Traffic safety education is conducted across the curriculum in primary schools with most time spent in Health and PE, SOSE, and English. The placement of traffic safety education in secondary school curricula is more complex with considerable variation between year levels. Overall, the bulk of resource and activity usage occurs outside the Key Learning Area framework and in Health and PE.

The most common difficulties faced by schools implementing traffic safety education related to timetabling and the crowded curriculum or the lack of trained staff. The involvement of parents and the wider community in traffic safety education in the respondent schools was largely limited to involvement in bicycle education programs and excursions.

The results of the survey suggest that traffic safety education is conducted at lower levels in Secondary schools than in primary schools schools. The results also suggest that the level of inservicing of teachers in this area is quite low.

TEACHER ATTITUDES

A telephone survey of 200 teachers was conducted to measure their attitudes to traffic safety education. Analysis of the results suggested that there were five groups of teachers based on their attitudes to this teaching area. Three groups of teachers had relatively positive attitudes to traffic safety education and two groups were more negative. These attitudes were reflected in their self-reported use of traffic safety education resources and activities and their level of inservice participation.

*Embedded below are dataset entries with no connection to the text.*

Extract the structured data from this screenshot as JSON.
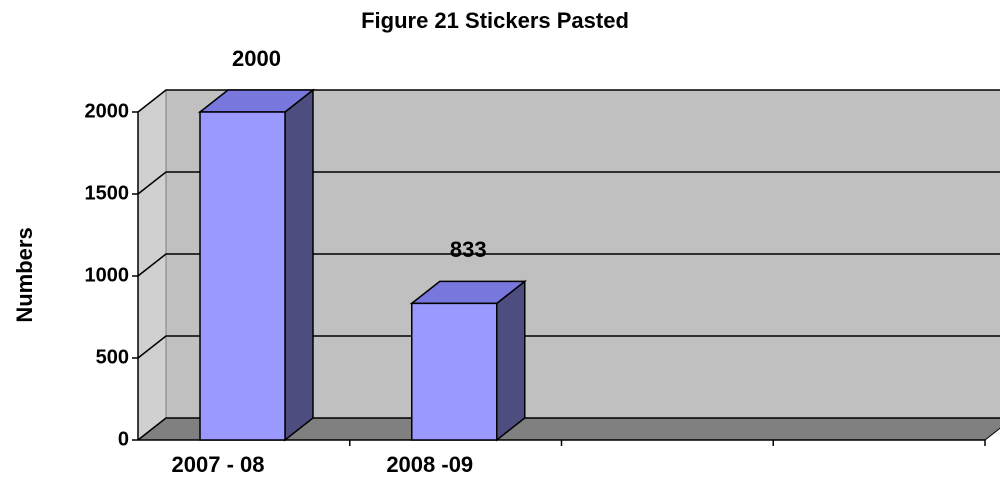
{
  "chart_data": {
    "type": "bar3d",
    "title": "Figure 21  Stickers Pasted",
    "y_label": "Numbers",
    "categories": [
      "2007 - 08",
      "2008 -09",
      null,
      null
    ],
    "values": [
      2000,
      833,
      null,
      null
    ],
    "color": "#9999ff",
    "ylim": [
      0,
      2000
    ],
    "yticks": [
      0,
      500,
      1000,
      1500,
      2000
    ],
    "grid": true
  }
}
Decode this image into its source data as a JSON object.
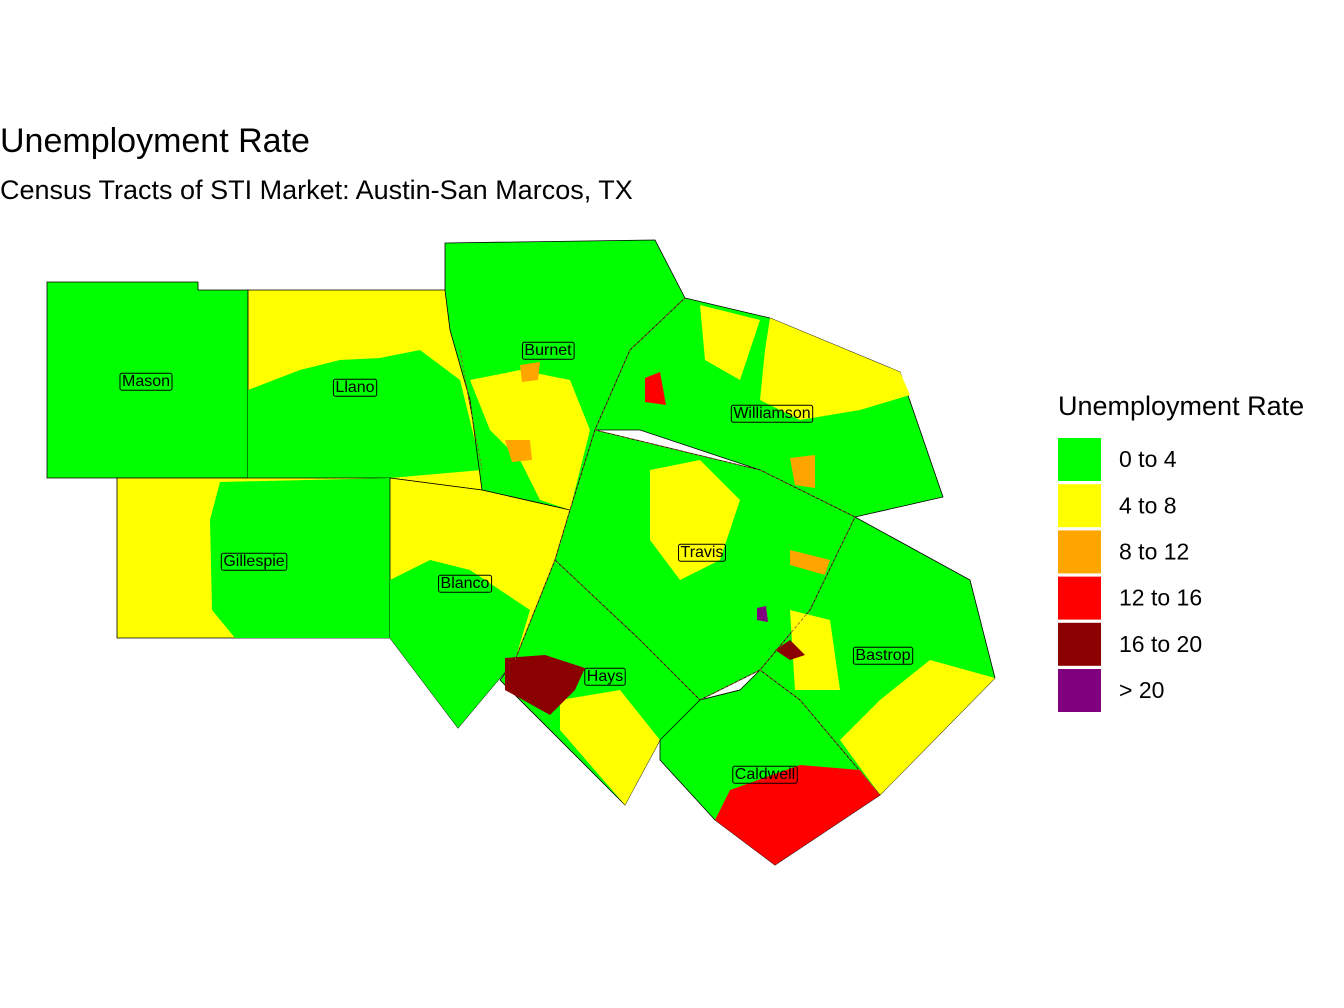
{
  "header": {
    "title": "Unemployment Rate",
    "subtitle": "Census Tracts of STI Market: Austin-San Marcos, TX"
  },
  "legend": {
    "title": "Unemployment Rate",
    "items": [
      {
        "label": "0 to 4",
        "color": "#00ff00"
      },
      {
        "label": "4 to 8",
        "color": "#ffff00"
      },
      {
        "label": "8 to 12",
        "color": "#ffa500"
      },
      {
        "label": "12 to 16",
        "color": "#ff0000"
      },
      {
        "label": "16 to 20",
        "color": "#8b0000"
      },
      {
        "label": "> 20",
        "color": "#800080"
      }
    ]
  },
  "counties": [
    {
      "label": "Mason"
    },
    {
      "label": "Llano"
    },
    {
      "label": "Burnet"
    },
    {
      "label": "Williamson"
    },
    {
      "label": "Gillespie"
    },
    {
      "label": "Blanco"
    },
    {
      "label": "Travis"
    },
    {
      "label": "Hays"
    },
    {
      "label": "Bastrop"
    },
    {
      "label": "Caldwell"
    }
  ]
}
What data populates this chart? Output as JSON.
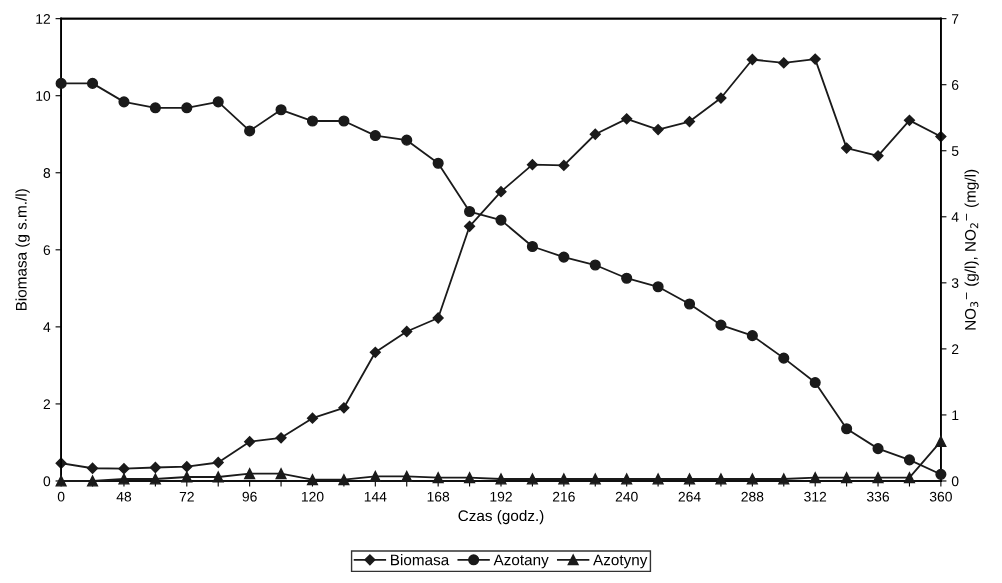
{
  "chart_data": {
    "type": "line",
    "xlabel": "Czas (godz.)",
    "ylabel": "Biomasa (g s.m./l)",
    "y2label": "NO$_{3}$$^{−}$ (g/l), NO$_{2}$$^{−}$ (mg/l)",
    "categories": [
      "0",
      null,
      "48",
      null,
      "72",
      null,
      "96",
      null,
      "120",
      null,
      "144",
      null,
      "168",
      null,
      "192",
      null,
      "216",
      null,
      "240",
      null,
      "264",
      null,
      "288",
      null,
      "312",
      null,
      "336",
      null,
      "360"
    ],
    "series": [
      {
        "name": "Biomasa",
        "color": "#1a1a1a",
        "marker": "diamond",
        "values": [
          0.46,
          0.33,
          0.32,
          0.35,
          0.37,
          0.48,
          1.02,
          1.12,
          1.63,
          1.9,
          3.34,
          3.88,
          4.23,
          6.61,
          7.51,
          8.21,
          8.19,
          9.0,
          9.4,
          9.12,
          9.33,
          9.94,
          10.94,
          10.85,
          10.95,
          8.64,
          8.44,
          9.36,
          8.94
        ]
      },
      {
        "name": "Azotany",
        "color": "#1a1a1a",
        "marker": "circle",
        "axis": "y2",
        "values": [
          6.02,
          6.02,
          5.74,
          5.65,
          5.65,
          5.74,
          5.3,
          5.62,
          5.45,
          5.45,
          5.23,
          5.16,
          4.81,
          4.08,
          3.95,
          3.55,
          3.39,
          3.27,
          3.07,
          2.94,
          2.68,
          2.36,
          2.2,
          1.86,
          1.49,
          0.79,
          0.49,
          0.32,
          0.1
        ]
      },
      {
        "name": "Azotyny",
        "color": "#1a1a1a",
        "marker": "triangle",
        "axis": "y2",
        "values": [
          0,
          0,
          0.03,
          0.03,
          0.06,
          0.06,
          0.11,
          0.11,
          0.02,
          0.02,
          0.07,
          0.07,
          0.05,
          0.05,
          0.03,
          0.03,
          0.03,
          0.03,
          0.03,
          0.03,
          0.03,
          0.03,
          0.03,
          0.03,
          0.05,
          0.05,
          0.05,
          0.05,
          0.6
        ]
      }
    ],
    "ylim": [
      0,
      12
    ],
    "yticks": [
      0,
      2,
      4,
      6,
      8,
      10,
      12
    ],
    "y2lim": [
      0,
      7
    ],
    "y2ticks": [
      0,
      1,
      2,
      3,
      4,
      5,
      6,
      7
    ],
    "grid": false,
    "legend": "bottom",
    "line_style": "solid"
  }
}
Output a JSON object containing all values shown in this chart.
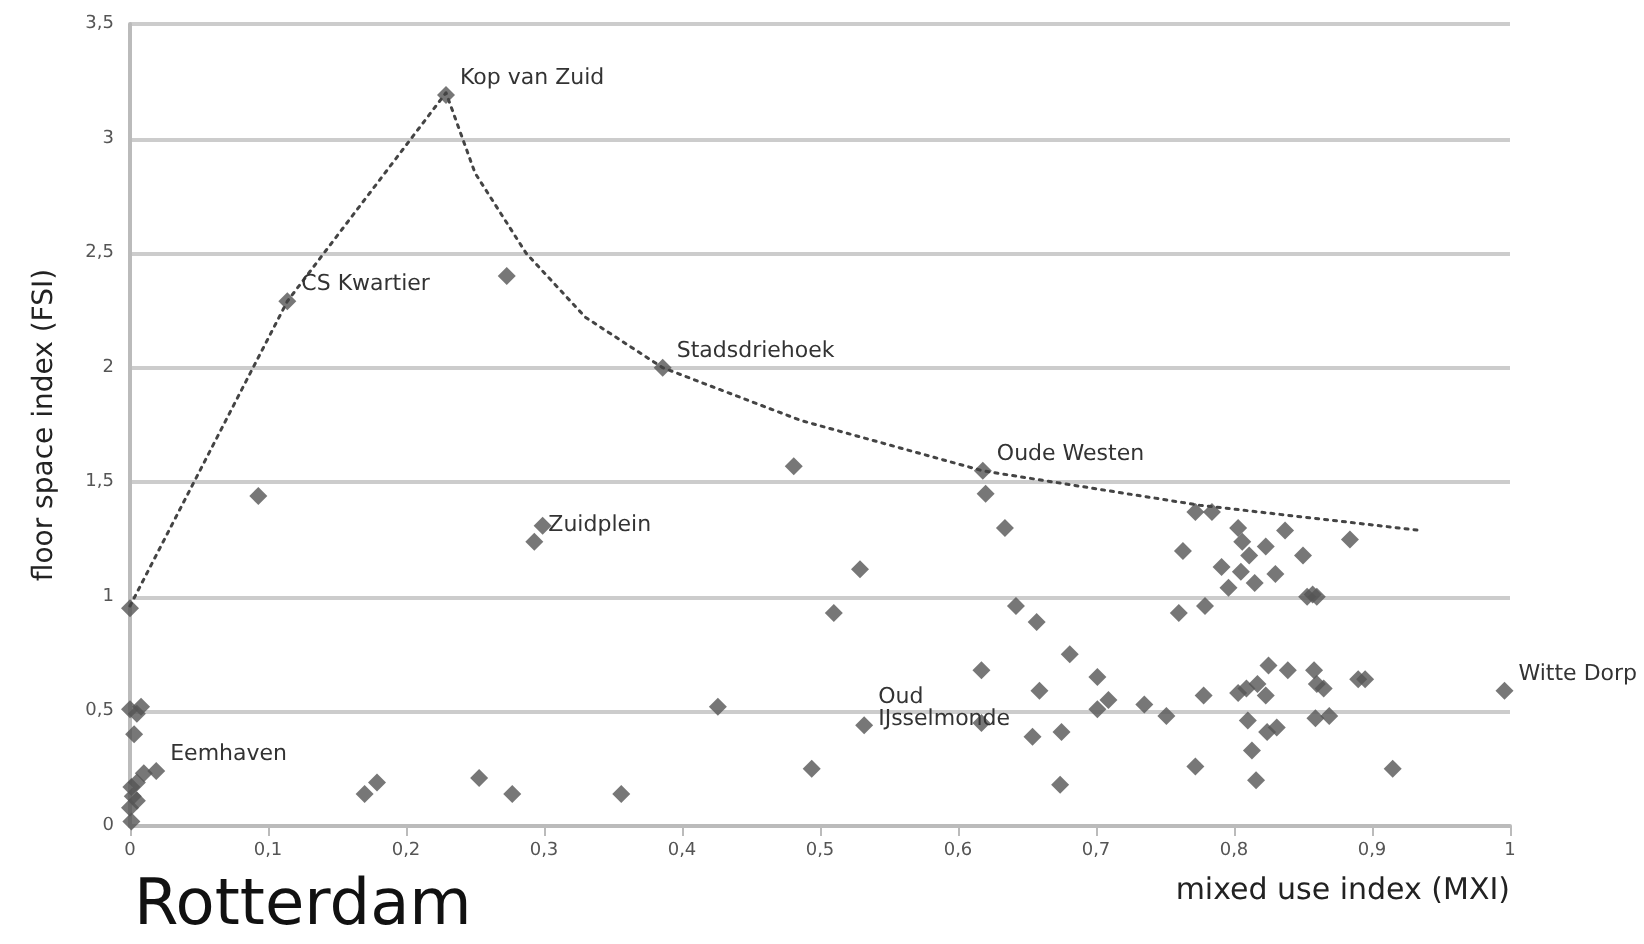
{
  "chart_data": {
    "type": "scatter",
    "title": "Rotterdam",
    "xlabel": "mixed use index (MXI)",
    "ylabel": "floor space index (FSI)",
    "xlim": [
      0,
      1
    ],
    "ylim": [
      0,
      3.5
    ],
    "xticks": [
      0,
      {
        "value": 0.1,
        "label": "0,1"
      },
      {
        "value": 0.2,
        "label": "0,2"
      },
      {
        "value": 0.3,
        "label": "0,3"
      },
      {
        "value": 0.4,
        "label": "0,4"
      },
      {
        "value": 0.5,
        "label": "0,5"
      },
      {
        "value": 0.6,
        "label": "0,6"
      },
      {
        "value": 0.7,
        "label": "0,7"
      },
      {
        "value": 0.8,
        "label": "0,8"
      },
      {
        "value": 0.9,
        "label": "0,9"
      },
      1
    ],
    "yticks": [
      0,
      {
        "value": 0.5,
        "label": "0,5"
      },
      1,
      {
        "value": 1.5,
        "label": "1,5"
      },
      2,
      {
        "value": 2.5,
        "label": "2,5"
      },
      3,
      {
        "value": 3.5,
        "label": "3,5"
      }
    ],
    "grid": "y",
    "marker": "diamond",
    "series": [
      {
        "color": "#555555",
        "x": [
          0.229,
          0.114,
          0.273,
          0.386,
          0.093,
          0.299,
          0.293,
          0.481,
          0.51,
          0,
          0,
          0.005,
          0.008,
          0.003,
          0.01,
          0.019,
          0.001,
          0.005,
          0.002,
          0.005,
          0,
          0.001,
          0.426,
          0.17,
          0.179,
          0.253,
          0.277,
          0.356,
          0.494,
          0.618,
          0.62,
          0.634,
          0.529,
          0.772,
          0.784,
          0.803,
          0.806,
          0.837,
          0.823,
          0.763,
          0.811,
          0.85,
          0.884,
          0.791,
          0.805,
          0.83,
          0.815,
          0.796,
          0.853,
          0.857,
          0.86,
          0.76,
          0.779,
          0.642,
          0.657,
          0.681,
          0.617,
          0.701,
          0.659,
          0.709,
          0.701,
          0.735,
          0.751,
          0.778,
          0.825,
          0.839,
          0.817,
          0.803,
          0.809,
          0.823,
          0.858,
          0.86,
          0.865,
          0.89,
          0.895,
          0.996,
          0.859,
          0.869,
          0.81,
          0.824,
          0.831,
          0.617,
          0.532,
          0.654,
          0.675,
          0.813,
          0.772,
          0.915,
          0.816,
          0.674
        ],
        "values": [
          3.19,
          2.29,
          2.4,
          2.0,
          1.44,
          1.31,
          1.24,
          1.57,
          0.93,
          0.95,
          0.51,
          0.49,
          0.52,
          0.4,
          0.23,
          0.24,
          0.17,
          0.19,
          0.13,
          0.11,
          0.08,
          0.02,
          0.52,
          0.14,
          0.19,
          0.21,
          0.14,
          0.14,
          0.25,
          1.55,
          1.45,
          1.3,
          1.12,
          1.37,
          1.37,
          1.3,
          1.24,
          1.29,
          1.22,
          1.2,
          1.18,
          1.18,
          1.25,
          1.13,
          1.11,
          1.1,
          1.06,
          1.04,
          1.0,
          1.01,
          1.0,
          0.93,
          0.96,
          0.96,
          0.89,
          0.75,
          0.68,
          0.65,
          0.59,
          0.55,
          0.51,
          0.53,
          0.48,
          0.57,
          0.7,
          0.68,
          0.62,
          0.58,
          0.6,
          0.57,
          0.68,
          0.62,
          0.6,
          0.64,
          0.64,
          0.59,
          0.47,
          0.48,
          0.46,
          0.41,
          0.43,
          0.45,
          0.44,
          0.39,
          0.41,
          0.33,
          0.26,
          0.25,
          0.2,
          0.18
        ]
      },
      {
        "type": "line",
        "color": "#444444",
        "line_style": "dotted",
        "marker": "none",
        "x": [
          0,
          0.114,
          0.229,
          0.25,
          0.287,
          0.33,
          0.386,
          0.486,
          0.618,
          0.775,
          0.935
        ],
        "values": [
          0.96,
          2.29,
          3.2,
          2.85,
          2.5,
          2.22,
          2.0,
          1.77,
          1.55,
          1.4,
          1.29
        ]
      }
    ],
    "annotations": [
      {
        "text": "Kop van Zuid",
        "x": 0.229,
        "y": 3.19
      },
      {
        "text": "CS Kwartier",
        "x": 0.114,
        "y": 2.29
      },
      {
        "text": "Stadsdriehoek",
        "x": 0.386,
        "y": 2.0
      },
      {
        "text": "Oude Westen",
        "x": 0.618,
        "y": 1.55
      },
      {
        "text": "Zuidplein",
        "x": 0.293,
        "y": 1.24
      },
      {
        "text": "Eemhaven",
        "x": 0.019,
        "y": 0.24
      },
      {
        "text": "Oud IJsselmonde",
        "x": 0.532,
        "y": 0.44
      },
      {
        "text": "Witte Dorp",
        "x": 0.996,
        "y": 0.59
      }
    ]
  }
}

The teachers with negative attitudes towards traffic safety education either had concerns about the time constraints involved in implementing this area in their teaching or were negative about the quality and ease-of-use of resource materials in this area. These associated attitudes and the relationship between attitudes and self-reported behaviour noted here lead to some recommendations concerning the Teacher Professional Development Program that might help these teachers include some aspects of traffic safety education in their teaching. These included improved awareness of modern resource materials, advice concerning the inclusion of these materials in a range of curriculum areas, and advice concerning ways of achieving this without undue impact on teaching workload.

GENERAL CONCLUSIONS

The two surveys conducted as part of the traffic safety education project have provided baseline data for the investigation of the effects of the traffic safety education Teacher Professional Development Program being conducted by the Department of Education, but they have also provided data of more general interest concerning the amount and type of traffic safety education being conducted in Victorian schools in 1996 and the attitude structure of teachers in relation to this area of education.